Thursday, 23 February 2023 13:02

A Ballston Man on the “Other Side”

By Rick Reynolds | History
JM Bailey POW Parole of Honor. Photo provided by The Saratoga County History Roundtable. JM Bailey POW Parole of Honor. Photo provided by The Saratoga County History Roundtable.

Over 160 years ago, 1861, our great Civil War was upon us in the United States. Pitting, in some cases, brother against brother, this war claimed more Americans than any other in which we have been involved.  Ballston was not exempt from participation in the war and sent many a man off to the fighting.  But one man, a staunch supporter of the Confederate cause, ended up in Ballston!

The Battle of Wilson’s Creek, probably a battle about which you have never heard, was fought on August 10, 1861 near Springfield, Missouri.  At about 5 AM Northern General Nathaniel Lyon, attacked the Confederates at Wilson’s Creek. Confederate forces soon rushed up and counterattacked the Union forces three times but failed to break through the Union lines. By 11 AM, the numerous attacks and counterattacks ended and a new Northern General Samuel Sturgis, realizing that his men were exhausted and his ammunition low, ordered a retreat to Springfield. The Confederates did not pursue and the battle ended.
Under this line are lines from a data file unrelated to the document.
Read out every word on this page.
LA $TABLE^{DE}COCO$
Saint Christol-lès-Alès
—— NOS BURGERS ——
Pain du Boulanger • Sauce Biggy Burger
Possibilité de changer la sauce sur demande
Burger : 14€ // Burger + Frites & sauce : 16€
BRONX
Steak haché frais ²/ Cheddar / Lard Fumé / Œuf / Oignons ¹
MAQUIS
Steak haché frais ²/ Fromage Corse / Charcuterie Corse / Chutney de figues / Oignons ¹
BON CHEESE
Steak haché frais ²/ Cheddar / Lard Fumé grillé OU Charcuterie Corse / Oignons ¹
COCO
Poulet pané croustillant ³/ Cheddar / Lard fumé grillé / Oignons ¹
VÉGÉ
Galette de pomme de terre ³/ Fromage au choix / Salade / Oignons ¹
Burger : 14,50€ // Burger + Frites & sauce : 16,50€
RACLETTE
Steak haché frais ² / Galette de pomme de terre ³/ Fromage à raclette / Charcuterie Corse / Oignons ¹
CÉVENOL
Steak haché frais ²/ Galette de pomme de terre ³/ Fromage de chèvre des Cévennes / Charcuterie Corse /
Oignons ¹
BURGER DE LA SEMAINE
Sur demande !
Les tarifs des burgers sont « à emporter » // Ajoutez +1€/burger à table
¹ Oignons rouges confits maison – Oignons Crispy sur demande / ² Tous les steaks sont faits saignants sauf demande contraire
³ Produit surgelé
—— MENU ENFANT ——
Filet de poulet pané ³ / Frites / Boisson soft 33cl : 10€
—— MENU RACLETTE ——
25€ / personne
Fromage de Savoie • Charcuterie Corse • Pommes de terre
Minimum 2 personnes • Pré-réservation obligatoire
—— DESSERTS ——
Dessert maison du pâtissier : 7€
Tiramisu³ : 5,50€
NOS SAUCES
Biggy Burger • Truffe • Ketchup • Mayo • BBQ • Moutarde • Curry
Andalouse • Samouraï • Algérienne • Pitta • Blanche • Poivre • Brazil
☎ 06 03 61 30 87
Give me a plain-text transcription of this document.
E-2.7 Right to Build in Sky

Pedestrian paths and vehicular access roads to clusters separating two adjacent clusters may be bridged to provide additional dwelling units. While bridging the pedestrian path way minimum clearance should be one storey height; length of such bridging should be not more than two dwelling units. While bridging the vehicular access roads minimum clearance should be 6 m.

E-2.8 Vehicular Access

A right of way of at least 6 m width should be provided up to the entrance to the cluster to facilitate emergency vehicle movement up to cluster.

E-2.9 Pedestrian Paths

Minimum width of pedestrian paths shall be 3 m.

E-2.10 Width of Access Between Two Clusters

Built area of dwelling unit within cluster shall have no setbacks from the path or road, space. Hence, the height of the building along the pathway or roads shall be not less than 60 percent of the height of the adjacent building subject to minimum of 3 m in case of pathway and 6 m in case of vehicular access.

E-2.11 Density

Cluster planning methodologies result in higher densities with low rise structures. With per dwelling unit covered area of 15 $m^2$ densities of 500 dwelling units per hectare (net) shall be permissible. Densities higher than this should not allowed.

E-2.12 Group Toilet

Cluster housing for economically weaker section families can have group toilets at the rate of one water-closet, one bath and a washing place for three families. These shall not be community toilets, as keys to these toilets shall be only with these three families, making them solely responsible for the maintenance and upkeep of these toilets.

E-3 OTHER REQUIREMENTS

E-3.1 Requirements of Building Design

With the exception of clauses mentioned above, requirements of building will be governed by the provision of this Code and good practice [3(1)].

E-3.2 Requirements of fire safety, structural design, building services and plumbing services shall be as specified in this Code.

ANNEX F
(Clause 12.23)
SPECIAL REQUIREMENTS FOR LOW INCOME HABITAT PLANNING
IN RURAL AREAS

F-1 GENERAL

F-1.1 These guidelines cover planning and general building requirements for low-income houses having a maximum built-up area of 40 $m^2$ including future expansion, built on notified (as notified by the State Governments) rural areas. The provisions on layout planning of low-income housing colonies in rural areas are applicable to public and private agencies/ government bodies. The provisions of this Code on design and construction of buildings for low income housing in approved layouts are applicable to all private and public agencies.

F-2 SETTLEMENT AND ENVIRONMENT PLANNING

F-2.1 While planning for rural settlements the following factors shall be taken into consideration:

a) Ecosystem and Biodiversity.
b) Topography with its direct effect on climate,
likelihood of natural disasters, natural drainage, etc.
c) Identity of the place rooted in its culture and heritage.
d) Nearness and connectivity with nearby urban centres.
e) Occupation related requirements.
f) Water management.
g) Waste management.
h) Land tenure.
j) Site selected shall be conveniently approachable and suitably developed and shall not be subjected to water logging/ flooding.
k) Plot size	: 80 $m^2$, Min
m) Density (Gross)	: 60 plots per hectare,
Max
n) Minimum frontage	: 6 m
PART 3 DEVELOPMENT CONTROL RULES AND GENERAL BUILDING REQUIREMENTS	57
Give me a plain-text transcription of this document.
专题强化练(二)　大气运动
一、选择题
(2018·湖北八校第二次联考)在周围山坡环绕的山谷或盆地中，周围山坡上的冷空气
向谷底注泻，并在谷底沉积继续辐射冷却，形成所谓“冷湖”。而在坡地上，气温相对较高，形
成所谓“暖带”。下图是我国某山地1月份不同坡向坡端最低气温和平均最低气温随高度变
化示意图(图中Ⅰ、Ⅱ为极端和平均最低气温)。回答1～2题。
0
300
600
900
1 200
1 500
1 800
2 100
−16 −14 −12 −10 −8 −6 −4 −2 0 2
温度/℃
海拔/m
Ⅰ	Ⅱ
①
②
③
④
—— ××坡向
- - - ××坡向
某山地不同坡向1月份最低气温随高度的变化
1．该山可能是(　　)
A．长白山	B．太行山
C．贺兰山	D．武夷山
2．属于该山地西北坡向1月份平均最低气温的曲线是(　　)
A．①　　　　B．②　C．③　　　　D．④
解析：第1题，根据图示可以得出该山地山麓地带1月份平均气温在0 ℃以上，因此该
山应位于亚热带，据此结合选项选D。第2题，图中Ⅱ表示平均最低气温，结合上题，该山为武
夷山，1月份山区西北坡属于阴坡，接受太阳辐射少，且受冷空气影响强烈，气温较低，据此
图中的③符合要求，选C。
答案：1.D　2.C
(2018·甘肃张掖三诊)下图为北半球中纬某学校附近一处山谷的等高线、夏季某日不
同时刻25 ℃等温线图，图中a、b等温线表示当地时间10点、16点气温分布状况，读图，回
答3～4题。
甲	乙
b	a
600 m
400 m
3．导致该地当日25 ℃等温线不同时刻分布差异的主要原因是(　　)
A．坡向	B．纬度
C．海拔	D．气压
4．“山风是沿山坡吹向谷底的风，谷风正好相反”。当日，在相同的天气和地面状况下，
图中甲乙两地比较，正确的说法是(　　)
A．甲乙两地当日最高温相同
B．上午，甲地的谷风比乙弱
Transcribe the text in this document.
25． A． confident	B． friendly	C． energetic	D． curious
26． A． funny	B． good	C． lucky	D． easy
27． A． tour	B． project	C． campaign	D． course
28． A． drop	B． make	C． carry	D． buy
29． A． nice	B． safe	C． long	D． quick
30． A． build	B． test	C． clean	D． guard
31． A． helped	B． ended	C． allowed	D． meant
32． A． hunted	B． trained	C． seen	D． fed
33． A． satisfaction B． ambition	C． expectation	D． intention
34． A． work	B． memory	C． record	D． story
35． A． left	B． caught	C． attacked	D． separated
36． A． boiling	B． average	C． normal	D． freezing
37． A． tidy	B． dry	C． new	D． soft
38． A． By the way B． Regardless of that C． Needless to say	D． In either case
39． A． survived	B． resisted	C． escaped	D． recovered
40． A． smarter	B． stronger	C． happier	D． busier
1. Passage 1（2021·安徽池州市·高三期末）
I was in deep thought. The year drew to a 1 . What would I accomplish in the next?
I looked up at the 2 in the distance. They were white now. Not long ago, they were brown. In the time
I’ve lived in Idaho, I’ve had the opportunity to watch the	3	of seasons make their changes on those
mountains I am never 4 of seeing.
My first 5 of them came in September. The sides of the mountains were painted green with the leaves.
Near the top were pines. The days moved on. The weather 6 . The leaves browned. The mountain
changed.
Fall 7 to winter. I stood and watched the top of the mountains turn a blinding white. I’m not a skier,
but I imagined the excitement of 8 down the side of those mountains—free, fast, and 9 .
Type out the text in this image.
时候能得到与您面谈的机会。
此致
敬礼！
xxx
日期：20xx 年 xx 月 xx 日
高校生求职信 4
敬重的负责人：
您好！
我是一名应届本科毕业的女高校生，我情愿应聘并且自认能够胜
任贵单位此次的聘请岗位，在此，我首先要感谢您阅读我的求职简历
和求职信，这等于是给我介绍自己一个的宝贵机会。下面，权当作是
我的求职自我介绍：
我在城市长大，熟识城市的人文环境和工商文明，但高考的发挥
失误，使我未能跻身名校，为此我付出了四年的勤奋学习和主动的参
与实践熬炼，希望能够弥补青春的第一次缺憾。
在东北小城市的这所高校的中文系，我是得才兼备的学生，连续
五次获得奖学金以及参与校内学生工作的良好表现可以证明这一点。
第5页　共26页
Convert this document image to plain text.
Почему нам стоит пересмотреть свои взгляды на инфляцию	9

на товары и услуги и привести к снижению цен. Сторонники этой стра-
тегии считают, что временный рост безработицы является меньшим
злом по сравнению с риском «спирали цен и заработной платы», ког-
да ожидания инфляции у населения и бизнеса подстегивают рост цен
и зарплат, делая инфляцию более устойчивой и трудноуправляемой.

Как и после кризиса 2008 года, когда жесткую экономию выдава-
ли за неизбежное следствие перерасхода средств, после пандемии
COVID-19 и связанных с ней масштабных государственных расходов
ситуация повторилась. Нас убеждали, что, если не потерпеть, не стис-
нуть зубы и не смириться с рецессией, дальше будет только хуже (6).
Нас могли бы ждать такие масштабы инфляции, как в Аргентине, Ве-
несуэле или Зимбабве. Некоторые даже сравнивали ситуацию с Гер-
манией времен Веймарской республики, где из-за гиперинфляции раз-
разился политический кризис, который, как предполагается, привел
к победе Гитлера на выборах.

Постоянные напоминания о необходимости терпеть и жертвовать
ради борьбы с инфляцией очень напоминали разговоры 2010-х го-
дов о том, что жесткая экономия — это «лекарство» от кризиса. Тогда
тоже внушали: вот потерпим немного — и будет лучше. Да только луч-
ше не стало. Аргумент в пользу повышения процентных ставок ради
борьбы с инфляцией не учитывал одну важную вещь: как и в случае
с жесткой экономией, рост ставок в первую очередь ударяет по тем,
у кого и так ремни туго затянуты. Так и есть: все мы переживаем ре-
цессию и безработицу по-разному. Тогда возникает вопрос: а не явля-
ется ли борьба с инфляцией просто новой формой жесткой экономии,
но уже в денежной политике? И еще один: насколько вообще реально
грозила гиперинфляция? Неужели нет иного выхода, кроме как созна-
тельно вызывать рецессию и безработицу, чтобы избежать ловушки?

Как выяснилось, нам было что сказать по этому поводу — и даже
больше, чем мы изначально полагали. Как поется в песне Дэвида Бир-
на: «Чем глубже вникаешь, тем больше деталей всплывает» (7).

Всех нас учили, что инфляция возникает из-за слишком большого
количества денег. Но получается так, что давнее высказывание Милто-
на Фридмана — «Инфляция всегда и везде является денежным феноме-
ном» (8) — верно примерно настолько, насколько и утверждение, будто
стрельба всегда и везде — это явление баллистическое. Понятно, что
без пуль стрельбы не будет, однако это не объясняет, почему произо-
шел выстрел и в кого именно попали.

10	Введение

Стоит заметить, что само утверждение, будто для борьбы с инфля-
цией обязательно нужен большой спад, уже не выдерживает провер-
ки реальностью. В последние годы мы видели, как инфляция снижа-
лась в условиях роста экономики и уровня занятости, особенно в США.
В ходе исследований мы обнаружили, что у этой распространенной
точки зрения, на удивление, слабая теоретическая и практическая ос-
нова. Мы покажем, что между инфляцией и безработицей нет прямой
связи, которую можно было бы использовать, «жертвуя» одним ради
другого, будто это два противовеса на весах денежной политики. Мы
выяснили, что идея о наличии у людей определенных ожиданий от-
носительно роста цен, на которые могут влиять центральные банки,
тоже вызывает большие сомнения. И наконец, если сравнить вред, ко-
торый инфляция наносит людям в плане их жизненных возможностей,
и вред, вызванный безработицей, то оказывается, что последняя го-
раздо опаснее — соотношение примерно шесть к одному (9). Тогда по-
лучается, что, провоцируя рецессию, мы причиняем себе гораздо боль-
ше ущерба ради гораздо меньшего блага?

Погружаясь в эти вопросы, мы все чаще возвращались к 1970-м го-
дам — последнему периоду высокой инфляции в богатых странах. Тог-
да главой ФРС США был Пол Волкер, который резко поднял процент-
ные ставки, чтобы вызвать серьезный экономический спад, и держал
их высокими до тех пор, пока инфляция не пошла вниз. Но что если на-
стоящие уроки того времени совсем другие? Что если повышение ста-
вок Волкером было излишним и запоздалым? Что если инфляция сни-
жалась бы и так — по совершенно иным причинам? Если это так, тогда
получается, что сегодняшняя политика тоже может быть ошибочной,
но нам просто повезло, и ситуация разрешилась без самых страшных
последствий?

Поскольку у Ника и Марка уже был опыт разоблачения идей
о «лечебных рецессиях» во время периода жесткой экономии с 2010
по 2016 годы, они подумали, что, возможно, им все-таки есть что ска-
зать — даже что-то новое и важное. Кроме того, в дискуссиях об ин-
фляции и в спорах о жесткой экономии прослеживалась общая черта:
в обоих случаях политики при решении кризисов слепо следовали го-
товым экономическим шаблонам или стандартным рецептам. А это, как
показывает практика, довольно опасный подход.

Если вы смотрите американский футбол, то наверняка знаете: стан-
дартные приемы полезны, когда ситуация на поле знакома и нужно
Yes, there was a Ballston man there- well, a Ballston man-to-be.  J.M. Bailey was born in eastern Tennessee in 1841, moved to Arkansas, and, even though he was a “book-type” person, not the “fighting type,” he joined the Confederate troops and was at the Battle of Wilson’s Creek.  His unit never actually fought and, surprisingly, he was actually envious of those who did fight.  But, he witnessed the consequences of the fighting in which others in the group participated.  He would actually take part in a number of battles in later times.

J. M. Bailey recalled his days as a Confederate soldier in a 1929 Schenectady Gazette article recently uncovered in some files. That article indicated that Bailey had written his memoirs which are in the possession of an Arkansas library. In those memoirs, he talked of the change from the quiet of his country home to the excitement of being on the way to war.  And he spoke most proudly of the flag that flew with them, the flag of their new country, the Confederate States of America, the country that he and many others had pledged to defend.

The battles themselves were far less serene, according to his descriptions.  Shells flying on all sides; smoke totally obliterating any view of what was happening; summer heat made more intense because of heavy uniforms, thirst, and too few canteens to go around. 

But it got worse.  When all was again quiet, it was an eerie quiet.  He saw the dead everywhere; he saw faces “from which the lifeblood had ebbed away, stained…. with blood and dust….evidence that they fell on the firing line.”

And the dead were from both sides.  Bailey remembered one Union soldier whom he saw dying on the field, a man with what he called the “death pallor on his face.”  He could see that the man needed water and so, with great compassion as the man was from the “other” side, he held his own canteen so that the man could drink deeply, maybe the last drink he would ever have.

These were the scenes he remembered of the many battles Bailey would experience before his fighting years ended on the side that eventually lost its struggle for freedom.  Wilson’s Creek was the first major conflict west of the Mississippi River.  Troop strength in this battle was about 5,400 Union troops and 12,000 Confederates, not at all a small engagement.  The Confederate side was victorious and, during the battle, General Nathaniel Lyon was killed, the first Union general to die in combat in the war. 

But, there is more to the story. Uncovered a few years ago thanks to the records of the National Archives was a document that gives a greater glimpse into what happened to Bailey.  That document, pictured here, is his “Parole of Honor,” that is, his release from a Prisoner of War camp in 1865.  In that document he promises that he will never serve in the Confederate army again, never participate in any action against the United States of America again, and never render aid to enemies of the USA again.  It seems that, in 1865, Bailey, with his unit, moved from Minden LA to Shreveport LA to Marshall TX, where he and his group learned of Lee’s surrender.  He then went back to Shreveport as Federal troops arrived in order to surrender himself and get his “parole” papers.  It doesn’t seem that he was a prisoner for a very long time, as least by the way his memoirs are written.

So, how did he end up in Ballston? At some later point, he joined his relatives in Ballston, the Claude Bailey family, who started Fo’Castle Farms in Burnt Hills.   He wrote his memoirs so that his grandchildren, including Claude Moore Bailey of Burnt Hills, would know what his time in the Civil War had been like. And, thus, a Confederate soldier ended up in upstate New York!